こ、これは神様が私にくれたチャンスかしら? もう一度、あの時をやり直しなさいって、言われているのかもしれない。
私はあの合同練習試合後の夏休みに利き腕に怪我をしてしまい、弓道を続けることが困難になってしまった。その上、入院しているうちに宗雅さんは高等部を卒業し、外部の大学へ進学してしまったので、縁が途絶えてしまったのだ。一度、勇気を出して一世一代の想いをしたためた手紙を書いた。その手紙を高等部にいる弟の雅佳さんに、「お兄様に渡してくださいませんか?」とお願いしたのだけれど、迷惑だと一蹴されてしまったのよね。
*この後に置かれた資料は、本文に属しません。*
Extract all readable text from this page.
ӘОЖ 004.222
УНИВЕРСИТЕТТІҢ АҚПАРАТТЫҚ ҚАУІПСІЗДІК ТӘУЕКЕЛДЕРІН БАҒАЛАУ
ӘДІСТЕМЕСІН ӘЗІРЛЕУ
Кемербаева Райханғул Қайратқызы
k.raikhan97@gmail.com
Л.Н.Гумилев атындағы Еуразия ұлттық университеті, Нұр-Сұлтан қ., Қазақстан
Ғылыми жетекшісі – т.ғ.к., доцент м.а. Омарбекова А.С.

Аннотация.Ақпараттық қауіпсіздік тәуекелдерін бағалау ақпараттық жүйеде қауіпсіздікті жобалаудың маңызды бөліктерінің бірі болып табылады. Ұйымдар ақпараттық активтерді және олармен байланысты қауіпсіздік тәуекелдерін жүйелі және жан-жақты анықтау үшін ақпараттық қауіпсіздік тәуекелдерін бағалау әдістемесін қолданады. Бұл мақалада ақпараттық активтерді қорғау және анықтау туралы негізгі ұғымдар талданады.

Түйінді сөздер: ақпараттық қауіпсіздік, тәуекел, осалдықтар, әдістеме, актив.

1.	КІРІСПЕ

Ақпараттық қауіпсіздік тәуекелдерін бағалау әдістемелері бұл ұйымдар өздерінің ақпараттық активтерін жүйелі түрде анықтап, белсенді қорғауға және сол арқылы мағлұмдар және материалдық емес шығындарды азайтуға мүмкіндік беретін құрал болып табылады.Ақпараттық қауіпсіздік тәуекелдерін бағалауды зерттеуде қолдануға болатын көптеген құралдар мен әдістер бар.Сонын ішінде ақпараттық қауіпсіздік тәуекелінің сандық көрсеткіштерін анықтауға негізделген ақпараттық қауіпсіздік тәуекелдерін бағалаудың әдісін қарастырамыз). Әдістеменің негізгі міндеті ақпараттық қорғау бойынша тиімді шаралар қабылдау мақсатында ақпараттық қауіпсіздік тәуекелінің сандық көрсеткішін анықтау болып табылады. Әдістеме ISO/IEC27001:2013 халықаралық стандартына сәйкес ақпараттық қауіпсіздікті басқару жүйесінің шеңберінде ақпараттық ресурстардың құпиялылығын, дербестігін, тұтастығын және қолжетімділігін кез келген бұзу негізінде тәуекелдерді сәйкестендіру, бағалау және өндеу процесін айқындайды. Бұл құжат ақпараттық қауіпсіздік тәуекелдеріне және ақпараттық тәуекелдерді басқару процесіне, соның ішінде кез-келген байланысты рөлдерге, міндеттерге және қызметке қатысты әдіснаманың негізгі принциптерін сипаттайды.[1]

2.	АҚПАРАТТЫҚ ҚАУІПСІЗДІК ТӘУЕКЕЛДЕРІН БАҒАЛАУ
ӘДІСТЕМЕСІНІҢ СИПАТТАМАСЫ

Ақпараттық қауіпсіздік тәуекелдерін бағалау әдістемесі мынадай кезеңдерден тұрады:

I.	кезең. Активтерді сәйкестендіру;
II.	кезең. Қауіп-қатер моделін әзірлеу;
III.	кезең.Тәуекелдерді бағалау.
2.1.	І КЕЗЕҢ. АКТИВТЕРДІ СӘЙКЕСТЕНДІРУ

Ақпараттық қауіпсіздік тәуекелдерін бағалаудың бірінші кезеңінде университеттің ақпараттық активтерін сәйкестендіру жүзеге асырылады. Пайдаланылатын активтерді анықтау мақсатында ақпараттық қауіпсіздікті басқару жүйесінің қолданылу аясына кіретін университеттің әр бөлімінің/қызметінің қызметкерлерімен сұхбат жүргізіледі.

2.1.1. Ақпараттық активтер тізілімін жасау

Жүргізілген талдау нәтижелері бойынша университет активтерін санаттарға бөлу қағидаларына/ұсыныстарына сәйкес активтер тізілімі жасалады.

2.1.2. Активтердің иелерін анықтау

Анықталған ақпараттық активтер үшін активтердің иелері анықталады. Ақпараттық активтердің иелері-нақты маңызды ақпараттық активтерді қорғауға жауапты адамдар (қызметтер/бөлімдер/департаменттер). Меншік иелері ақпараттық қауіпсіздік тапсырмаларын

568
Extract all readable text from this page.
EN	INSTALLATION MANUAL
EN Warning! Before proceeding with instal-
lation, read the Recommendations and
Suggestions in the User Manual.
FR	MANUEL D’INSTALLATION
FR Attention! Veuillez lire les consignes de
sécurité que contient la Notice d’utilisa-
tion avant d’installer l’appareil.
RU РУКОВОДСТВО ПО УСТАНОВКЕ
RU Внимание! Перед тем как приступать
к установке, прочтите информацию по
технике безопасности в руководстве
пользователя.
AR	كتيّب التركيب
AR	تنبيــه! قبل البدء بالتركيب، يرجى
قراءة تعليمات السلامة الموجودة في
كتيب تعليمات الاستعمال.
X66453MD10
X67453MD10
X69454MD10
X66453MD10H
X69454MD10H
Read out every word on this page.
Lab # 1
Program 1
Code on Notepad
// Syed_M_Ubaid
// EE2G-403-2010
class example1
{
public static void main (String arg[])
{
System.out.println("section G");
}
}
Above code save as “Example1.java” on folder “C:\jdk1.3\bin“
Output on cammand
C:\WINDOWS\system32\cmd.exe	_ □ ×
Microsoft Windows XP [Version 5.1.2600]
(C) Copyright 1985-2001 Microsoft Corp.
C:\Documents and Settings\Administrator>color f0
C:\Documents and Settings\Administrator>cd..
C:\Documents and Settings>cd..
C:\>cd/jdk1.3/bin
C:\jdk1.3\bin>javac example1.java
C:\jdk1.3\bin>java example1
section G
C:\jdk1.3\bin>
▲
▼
ま、まあ、兄弟共に人気のある方なので、いちいち手紙なんて取り次いでいたらキリがない。断られるのは仕方がないのも理解している。でも、あの時は宗雅さんとの縁を断ち切られた気がして、とてもショックだった。それからはもう縁がないものだと諦めていたのに、まさか、まさか、十一年目にして縁が繋がるだなんて……
「よし! 頑張るのよ、しずく!」
私は心に決めた。この機会をものにしなければ、女が廃るわ。
「必ず宗雅さんの恋人にしていただくんだから!」
◆ ◇ ◆
「それでは、副社長に挨拶に行きましょうか」
「は、はい!」
……いよいよだわ。私はゴクリと息を呑んだ。
あのあと瞬く間に話がまとまり、私は彼の下で働くことになった。大学を卒業してからは、出自を伏せて実家の銀行に就職し窓口業務をしていたのだが、この話が持ち上がってすぐに辞めることになった。同僚の方達は急に辞める私にいやな顔一つせずに、私の門出を祝ってくれた。とても優しい人達だ。そして私は今日、これから職場となる片岡グループ本社の秘書室へと足を踏み入れた。だけれど、緊張して落ち着かない。話を聞いてからというもの、ずっと浮き立っているものの、今日はさらにソワソワする。働いていたけれど、初めて社会に出るようなものなので、よその会社でうまくやっていけるかどうかも不安だ。うう、緊張しすぎて吐きそう……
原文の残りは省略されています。